First, DeLeon's failure-to-train contention is a "notoriously difficult theory on which to base a Monell claim[.]" Allen v. Hays, 63 F.4th 307, withdrawn and superseded on denial of panel reh'g, 65 F.4th 736, 749 (5th Cir. 2023). To succeed, DeLeon must plead facts showing it plausible that the County was "aware of an impending rights violation but was deliberately indifferent to it." Id. at 750. Those facts must demonstrate that "in light of the duties assigned to specific officers . . ., the need for more or different training is so obvious, and the inadequacy so likely to result in the violation of constitutional rights, that the policymakers can reasonably be said to have been deliberately indifferent to the need." Id. (quotations and citation omitted) (alteration adopted).
The district court dismissed because DeLeon failed to plead "any similar or specific instances of failure to train or supervise," failed to "identify training procedures," and did not "demonstrate a causal connection between the alleged failure to supervise or train" and any violation of his rights. We generally agree. DeLeon mentions only two other failures to train: Ramiro Arismendez, who faced excessive force allegations in 2000 but did not receive "any additional training[;]" and the officers involved in the 1997 incident. As to Arismendez, DeLeon provides no details-we are unable to determine whether any failure to train him constitutes the "specific violation" at issue here. And as to the 1997 officers, a single incident over twenty years prior does not constitute a "pattern." DeLeon's facts thus fail to "clear this high bar," id., and so dismissal was appropriate.
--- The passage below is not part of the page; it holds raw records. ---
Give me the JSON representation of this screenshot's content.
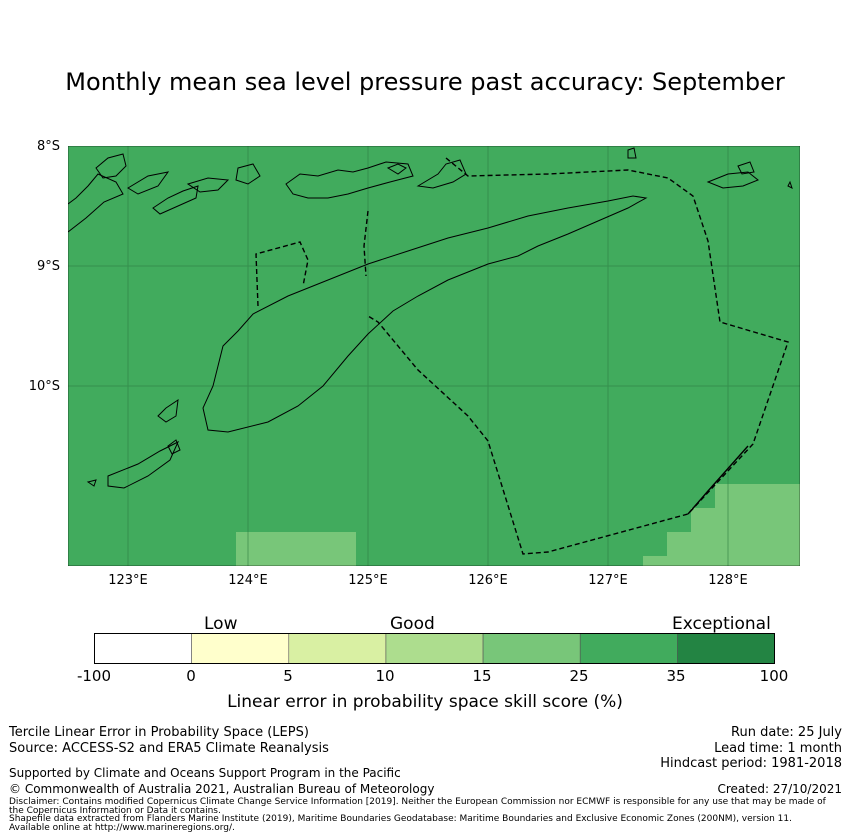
{
  "title": "Monthly mean sea level pressure past accuracy: September",
  "map": {
    "lat_labels": [
      "8°S",
      "9°S",
      "10°S"
    ],
    "lon_labels": [
      "123°E",
      "124°E",
      "125°E",
      "126°E",
      "127°E",
      "128°E"
    ],
    "extent": {
      "lon": [
        122.5,
        128.6
      ],
      "lat": [
        -11.5,
        -8.0
      ]
    },
    "background_color": "#41ab5d",
    "lighter_patch_color": "#78c679",
    "gridlines": true
  },
  "legend": {
    "categories": [
      "Low",
      "Good",
      "Exceptional"
    ],
    "ticks": [
      "-100",
      "0",
      "5",
      "10",
      "15",
      "25",
      "35",
      "100"
    ],
    "colors": [
      "#ffffff",
      "#ffffcc",
      "#d9f0a3",
      "#addd8e",
      "#78c679",
      "#41ab5d",
      "#238443"
    ],
    "title": "Linear error in probability space skill score (%)"
  },
  "footer": {
    "method": "Tercile Linear Error in Probability Space (LEPS)",
    "source": "Source: ACCESS-S2 and ERA5 Climate Reanalysis",
    "support": "Supported by Climate and Oceans Support Program in the Pacific",
    "copyright": "© Commonwealth of Australia 2021, Australian Bureau of Meteorology",
    "disclaimer_1": "Disclaimer: Contains modified Copernicus Climate Change Service Information [2019]. Neither the European Commission nor ECMWF is responsible for any use that may be made of",
    "disclaimer_2": "the Copernicus Information or Data it contains.",
    "shapefile_1": "Shapefile data extracted from Flanders Marine Institute (2019), Maritime Boundaries Geodatabase: Maritime Boundaries and Exclusive Economic Zones (200NM), version 11.",
    "shapefile_2": "Available online at http://www.marineregions.org/.",
    "run_date": "Run date: 25 July",
    "lead_time": "Lead time: 1 month",
    "hindcast": "Hindcast period: 1981-2018",
    "created": "Created: 27/10/2021"
  }
}
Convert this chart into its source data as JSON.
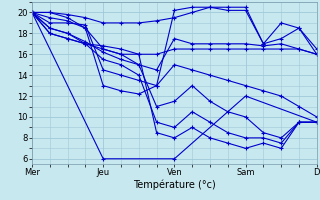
{
  "background_color": "#c8e8f0",
  "grid_color": "#a0c8d8",
  "line_color": "#0000cc",
  "marker": "+",
  "xlabel": "Température (°c)",
  "xlim": [
    0,
    96
  ],
  "ylim": [
    5.5,
    21.0
  ],
  "yticks": [
    6,
    8,
    10,
    12,
    14,
    16,
    18,
    20
  ],
  "yticks_minor": [
    6,
    7,
    8,
    9,
    10,
    11,
    12,
    13,
    14,
    15,
    16,
    17,
    18,
    19,
    20,
    21
  ],
  "xtick_positions": [
    0,
    24,
    48,
    72,
    96
  ],
  "xtick_labels": [
    "Mer",
    "Jeu",
    "Ven",
    "Sam",
    "D"
  ],
  "xticks_minor": [
    0,
    6,
    12,
    18,
    24,
    30,
    36,
    42,
    48,
    54,
    60,
    66,
    72,
    78,
    84,
    90,
    96
  ],
  "series": [
    [
      0,
      20,
      6,
      20,
      12,
      19.5,
      18,
      18.5,
      24,
      13,
      30,
      12.5,
      36,
      12.2,
      42,
      13,
      48,
      20.2,
      54,
      20.5,
      60,
      20.5,
      66,
      20.2,
      72,
      20.2,
      78,
      17,
      84,
      17.5,
      90,
      18.5,
      96,
      16
    ],
    [
      0,
      20,
      6,
      19.5,
      12,
      19.2,
      18,
      18.5,
      24,
      16.5,
      30,
      16,
      36,
      16,
      42,
      16,
      48,
      16.5,
      54,
      16.5,
      60,
      16.5,
      66,
      16.5,
      72,
      16.5,
      78,
      16.5,
      84,
      16.5,
      90,
      16.5,
      96,
      16
    ],
    [
      0,
      20,
      6,
      18.5,
      12,
      18,
      18,
      17.2,
      24,
      16.2,
      30,
      15.5,
      36,
      15,
      42,
      14.5,
      48,
      17.5,
      54,
      17,
      60,
      17,
      66,
      17,
      72,
      17,
      78,
      16.8,
      84,
      17,
      90,
      16.5,
      96,
      16
    ],
    [
      0,
      20,
      6,
      19,
      12,
      19,
      18,
      18.8,
      24,
      14.5,
      30,
      14,
      36,
      13.5,
      42,
      13,
      48,
      15,
      54,
      14.5,
      60,
      14,
      66,
      13.5,
      72,
      13,
      78,
      12.5,
      84,
      12,
      90,
      11,
      96,
      10
    ],
    [
      0,
      20,
      6,
      18,
      12,
      17.5,
      18,
      17,
      24,
      16.5,
      30,
      16,
      36,
      15,
      42,
      11,
      48,
      11.5,
      54,
      13,
      60,
      11.5,
      66,
      10.5,
      72,
      10,
      78,
      8.5,
      84,
      8,
      90,
      9.5,
      96,
      9.5
    ],
    [
      0,
      20,
      6,
      18.5,
      12,
      18,
      18,
      17,
      24,
      15.5,
      30,
      15,
      36,
      14,
      42,
      9.5,
      48,
      9,
      54,
      10.5,
      60,
      9.5,
      66,
      8.5,
      72,
      8,
      78,
      8,
      84,
      7.5,
      90,
      9.5,
      96,
      9.5
    ],
    [
      0,
      20,
      6,
      18,
      12,
      17.5,
      18,
      17,
      24,
      16.8,
      30,
      16.5,
      36,
      16,
      42,
      8.5,
      48,
      8,
      54,
      9,
      60,
      8,
      66,
      7.5,
      72,
      7,
      78,
      7.5,
      84,
      7,
      90,
      9.5,
      96,
      9.5
    ],
    [
      0,
      20,
      6,
      20,
      12,
      19.8,
      18,
      19.5,
      24,
      19,
      30,
      19,
      36,
      19,
      42,
      19.2,
      48,
      19.5,
      54,
      20,
      60,
      20.5,
      66,
      20.5,
      72,
      20.5,
      78,
      17,
      84,
      19,
      90,
      18.5,
      96,
      16.5
    ],
    [
      0,
      20,
      24,
      6,
      48,
      6,
      72,
      12,
      96,
      9.5
    ]
  ]
}
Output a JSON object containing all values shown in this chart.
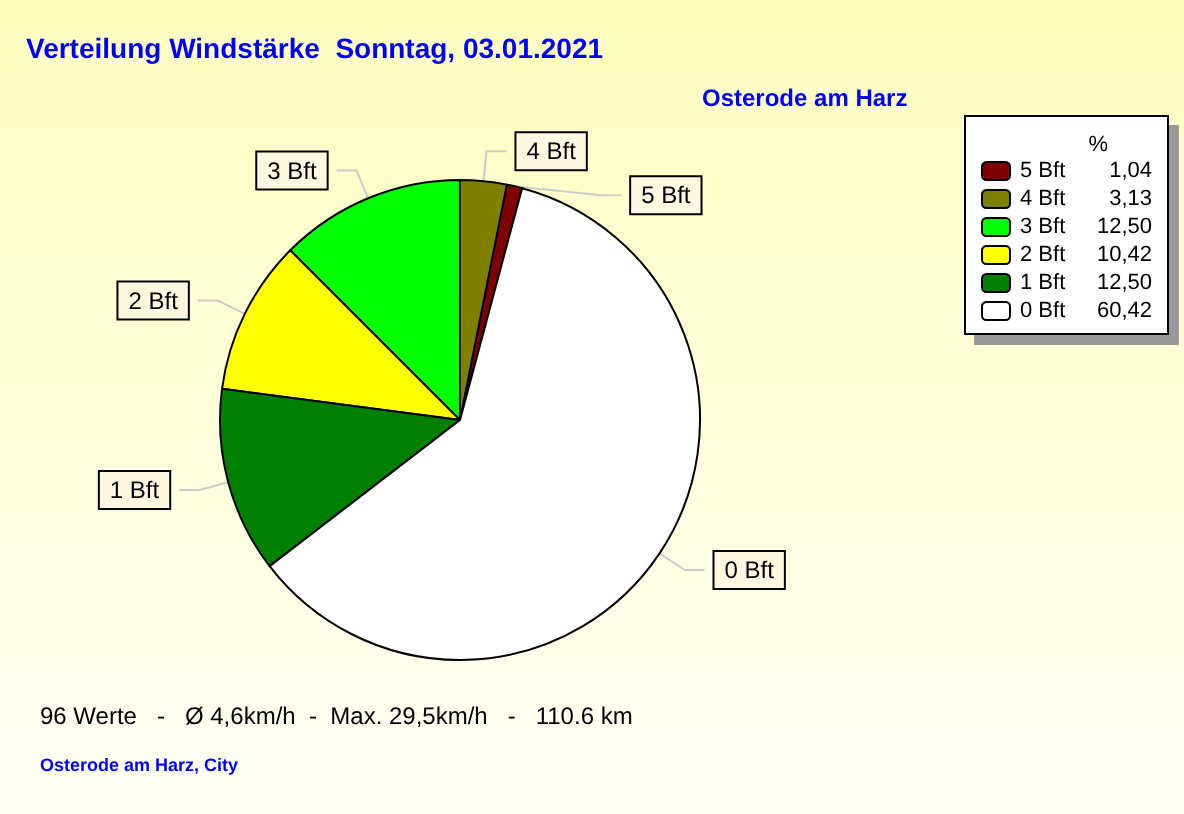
{
  "chart_data": {
    "type": "pie",
    "title": "Verteilung Windstärke  Sonntag, 03.01.2021",
    "subtitle": "Osterode am Harz",
    "legend_title": "%",
    "categories": [
      "5 Bft",
      "4 Bft",
      "3 Bft",
      "2 Bft",
      "1 Bft",
      "0 Bft"
    ],
    "values": [
      1.04,
      3.13,
      12.5,
      10.42,
      12.5,
      60.42
    ],
    "value_labels": [
      "1,04",
      "3,13",
      "12,50",
      "10,42",
      "12,50",
      "60,42"
    ],
    "colors": [
      "#800000",
      "#808000",
      "#00ff00",
      "#ffff00",
      "#008000",
      "#ffffff"
    ],
    "legend": "top right",
    "annotations": [
      "96 Werte   -   Ø 4,6km/h  -  Max. 29,5km/h   -   110.6 km",
      "Osterode am Harz, City"
    ]
  }
}
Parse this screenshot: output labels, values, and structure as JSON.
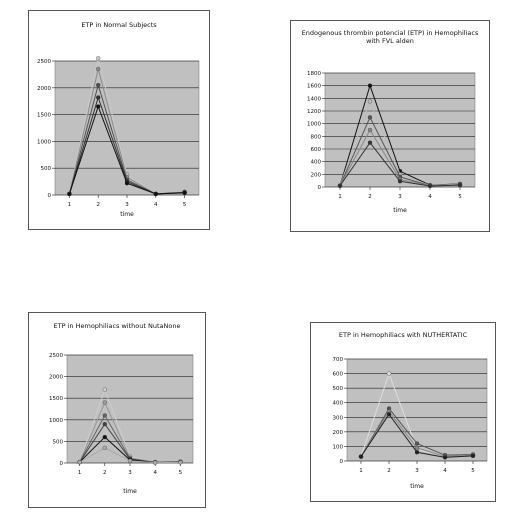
{
  "chart_data": [
    {
      "type": "line",
      "title": "ETP in Normal Subjects",
      "xlabel": "time",
      "ylabel": "",
      "x": [
        1,
        2,
        3,
        4,
        5
      ],
      "yticks": [
        "0",
        "500",
        "1000",
        "1500",
        "2000",
        "2500"
      ],
      "ylim": [
        0,
        2500
      ],
      "grid": true,
      "series": [
        {
          "color": "#c8c8c8",
          "values": [
            20,
            2550,
            380,
            20,
            60
          ]
        },
        {
          "color": "#8c8c8c",
          "values": [
            20,
            2350,
            330,
            20,
            55
          ]
        },
        {
          "color": "#505050",
          "values": [
            20,
            2050,
            280,
            20,
            50
          ]
        },
        {
          "color": "#303030",
          "values": [
            20,
            1820,
            250,
            20,
            45
          ]
        },
        {
          "color": "#111111",
          "values": [
            20,
            1650,
            220,
            20,
            40
          ]
        }
      ]
    },
    {
      "type": "line",
      "title": "Endogenous thrombin potencial (ETP) in Hemophiliacs with FVL alden",
      "xlabel": "time",
      "ylabel": "",
      "x": [
        1,
        2,
        3,
        4,
        5
      ],
      "yticks": [
        "0",
        "200",
        "400",
        "600",
        "800",
        "1000",
        "1200",
        "1400",
        "1600",
        "1800"
      ],
      "ylim": [
        0,
        1800
      ],
      "grid": true,
      "series": [
        {
          "color": "#111111",
          "values": [
            20,
            1600,
            250,
            30,
            50
          ]
        },
        {
          "color": "#bbbbbb",
          "values": [
            20,
            1350,
            200,
            25,
            45
          ]
        },
        {
          "color": "#555555",
          "values": [
            20,
            1100,
            160,
            20,
            40
          ]
        },
        {
          "color": "#888888",
          "values": [
            20,
            900,
            120,
            20,
            35
          ]
        },
        {
          "color": "#333333",
          "values": [
            20,
            700,
            90,
            15,
            30
          ]
        }
      ]
    },
    {
      "type": "line",
      "title": "ETP in Hemophiliacs without NutaNone",
      "xlabel": "time",
      "ylabel": "",
      "x": [
        1,
        2,
        3,
        4,
        5
      ],
      "yticks": [
        "0",
        "500",
        "1000",
        "1500",
        "2000",
        "2500"
      ],
      "ylim": [
        0,
        2500
      ],
      "grid": true,
      "series": [
        {
          "color": "#cccccc",
          "values": [
            20,
            1700,
            150,
            20,
            30
          ]
        },
        {
          "color": "#999999",
          "values": [
            20,
            1400,
            120,
            20,
            30
          ]
        },
        {
          "color": "#666666",
          "values": [
            20,
            1100,
            100,
            15,
            25
          ]
        },
        {
          "color": "#444444",
          "values": [
            20,
            900,
            90,
            15,
            25
          ]
        },
        {
          "color": "#111111",
          "values": [
            20,
            600,
            70,
            10,
            20
          ]
        },
        {
          "color": "#aaaaaa",
          "values": [
            20,
            350,
            50,
            10,
            15
          ]
        }
      ]
    },
    {
      "type": "line",
      "title": "ETP in Hemophiliacs with NUTHERTATIC",
      "xlabel": "time",
      "ylabel": "",
      "x": [
        1,
        2,
        3,
        4,
        5
      ],
      "yticks": [
        "0",
        "100",
        "200",
        "300",
        "400",
        "500",
        "600",
        "700"
      ],
      "ylim": [
        0,
        700
      ],
      "grid": true,
      "series": [
        {
          "color": "#dddddd",
          "values": [
            30,
            600,
            80,
            30,
            40
          ]
        },
        {
          "color": "#555555",
          "values": [
            30,
            360,
            120,
            40,
            45
          ]
        },
        {
          "color": "#888888",
          "values": [
            30,
            340,
            90,
            30,
            40
          ]
        },
        {
          "color": "#222222",
          "values": [
            30,
            320,
            60,
            25,
            35
          ]
        }
      ]
    }
  ]
}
DeLeon's other claims fare no better. As to his alleged County policy of sanctioning excessive force, he again provides details regarding only the single 1997 incident. That does not support a pattern. And as before, the lack of detail regarding the six identified officials and their alleged transgressions makes it impossible for us to determine whether they committed-and the County condoned-the specific violation at issue here. The same is true with DeLeon's failure to intervene claim. DeLeon asserted his claim only in passing. But he provides no examples of when the County had a chance to intervene but did not. That too fails to allege a pattern of misconduct. Dismissal of both claims was warranted.
III
The district court is AFFIRMED.
[*] This opinion is not designated for publication. See 5TH CIR. R. 47.5.